L’Adèle retrouva la parole et le goût à la vie. Elle raconta à ses trois fils la véritable histoire de Lukas, le don qu’il avait et son secret concernant les animaux, en particulier avec les loups, et pourquoi il avait été chassé du village par le père. Elle continua à leur parler de lui afin qu’ils ne l’oublient jamais.

Elle était sûre qu’un jour il reviendrait, alors ils y croyaient aussi et l’attendaient.

Elle engagea un jeune paysan d’un village voisin afin de l’aider dans les travaux de la ferme, dernier fils d’une famille nombreuse qui disposait de suffisamment de bras pour pouvoir louer les siens.

Thilde lui rendait visite le plus souvent possible, et Adèle montait plusieurs fois par semaine voir Lucie et Luca.
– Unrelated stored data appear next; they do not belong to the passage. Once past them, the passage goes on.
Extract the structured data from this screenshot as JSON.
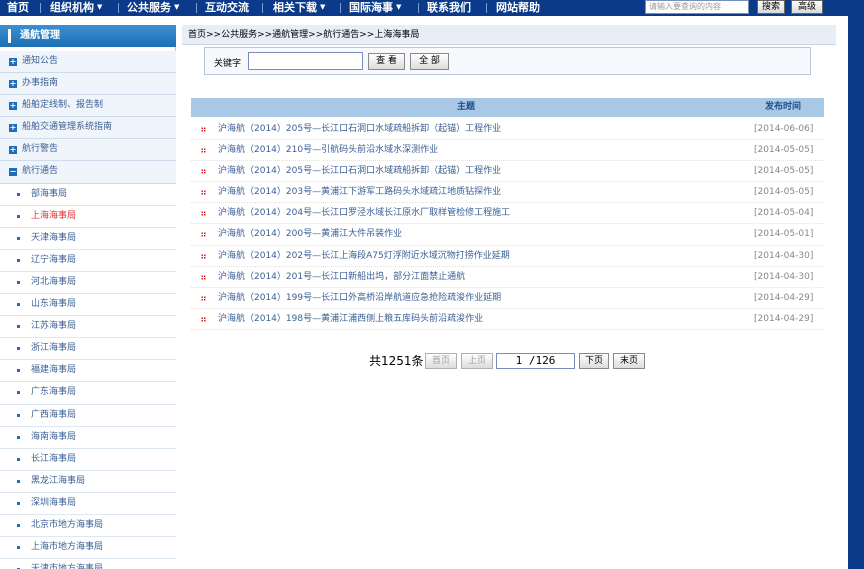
{
  "topnav": {
    "items": [
      {
        "label": "首页",
        "caret": ""
      },
      {
        "label": "组织机构",
        "caret": "▼"
      },
      {
        "label": "公共服务",
        "caret": "▼"
      },
      {
        "label": "互动交流",
        "caret": ""
      },
      {
        "label": "相关下载",
        "caret": "▼"
      },
      {
        "label": "国际海事",
        "caret": "▼"
      },
      {
        "label": "联系我们",
        "caret": ""
      },
      {
        "label": "网站帮助",
        "caret": ""
      }
    ],
    "search_placeholder": "请输入要查询的内容",
    "search_button": "搜索",
    "advanced_button": "高级"
  },
  "sidebar": {
    "title": "通航管理",
    "sections": [
      {
        "icon": "+",
        "label": "通知公告"
      },
      {
        "icon": "+",
        "label": "办事指南"
      },
      {
        "icon": "+",
        "label": "船舶定线制、报告制"
      },
      {
        "icon": "+",
        "label": "船舶交通管理系统指南"
      },
      {
        "icon": "+",
        "label": "航行警告"
      },
      {
        "icon": "−",
        "label": "航行通告"
      }
    ],
    "subitems": [
      "部海事局",
      "上海海事局",
      "天津海事局",
      "辽宁海事局",
      "河北海事局",
      "山东海事局",
      "江苏海事局",
      "浙江海事局",
      "福建海事局",
      "广东海事局",
      "广西海事局",
      "海南海事局",
      "长江海事局",
      "黑龙江海事局",
      "深圳海事局",
      "北京市地方海事局",
      "上海市地方海事局",
      "天津市地方海事局"
    ],
    "active_sub": "上海海事局"
  },
  "breadcrumb": "首页>>公共服务>>通航管理>>航行通告>>上海海事局",
  "search_form": {
    "label": "关键字",
    "value": "",
    "search_button": "查 看",
    "all_button": "全 部"
  },
  "table": {
    "col_subject": "主题",
    "col_date": "发布时间",
    "rows": [
      {
        "title": "沪海航（2014）205号—长江口石洞口水域疏船拆卸（起锚）工程作业",
        "date": "[2014-06-06]"
      },
      {
        "title": "沪海航（2014）210号—引航码头前沿水域水深测作业",
        "date": "[2014-05-05]"
      },
      {
        "title": "沪海航（2014）205号—长江口石洞口水域疏船拆卸（起锚）工程作业",
        "date": "[2014-05-05]"
      },
      {
        "title": "沪海航（2014）203号—黄浦江下游军工路码头水域疏江地质钻探作业",
        "date": "[2014-05-05]"
      },
      {
        "title": "沪海航（2014）204号—长江口罗泾水域长江原水厂取样管检修工程施工",
        "date": "[2014-05-04]"
      },
      {
        "title": "沪海航（2014）200号—黄浦江大件吊装作业",
        "date": "[2014-05-01]"
      },
      {
        "title": "沪海航（2014）202号—长江上海段A75灯浮附近水域沉物打捞作业延期",
        "date": "[2014-04-30]"
      },
      {
        "title": "沪海航（2014）201号—长江口新船出坞，部分江面禁止通航",
        "date": "[2014-04-30]"
      },
      {
        "title": "沪海航（2014）199号—长江口外高桥沿岸航道应急抢险疏浚作业延期",
        "date": "[2014-04-29]"
      },
      {
        "title": "沪海航（2014）198号—黄浦江浦西侧上粮五库码头前沿疏浚作业",
        "date": "[2014-04-29]"
      }
    ]
  },
  "pager": {
    "total": "共1251条",
    "first": "首页",
    "prev": "上页",
    "page": "1 /126",
    "next": "下页",
    "last": "末页"
  }
}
Elle assista à leurs premiers pas près du puits un soir de printemps et versa une larme le jour où elle entendit Luca prononcer le mot ‘papa’.

Pas un jour ne s’écoulait sans que Clothilde ne leur parle de leur père, car dans le secret de son cœur, elle espérait toujours son retour et priait chaque soir pour qu’il revienne.

 

 

 

 

Un soir de veillée chez le Raoul, les villageois constatèrent qu’ils n’avaient pas revu la vieille Jeanne depuis des semaines, qu’elle avait en quelque sorte disparut du paysage. Certains d’entre eux se rendirent aux bois des Groppes pour en avoir le cœur net, mais trouvèrent la porte close derrière des herbes de presque la hauteur d’un homme.

S’ils avaient pu questionner les oiseaux, ceux-ci leur auraient raconté qu’un beau matin la Jeanne avait fermé sa maison à double tour, caché la clé sous une pierre de la première marche effondrée avant de se diriger vers les anciennes mines d’or, afin d’y cueillir le repos éternel, parce qu’elle avait décidé elle même que c’était le jour et l’heure.

 

 

Et le temps se déroula, patient, apportant à chaque jour ses petits cadeaux ou son lot d’épreuves, mêlant les heures de chagrin et de grande joie, alternant les instants de doute et les moments d’espoir.

Des jours toujours renouvelés, ces jours qui s’écoulent et s’évanouissent un à un dans le sablier de la vie.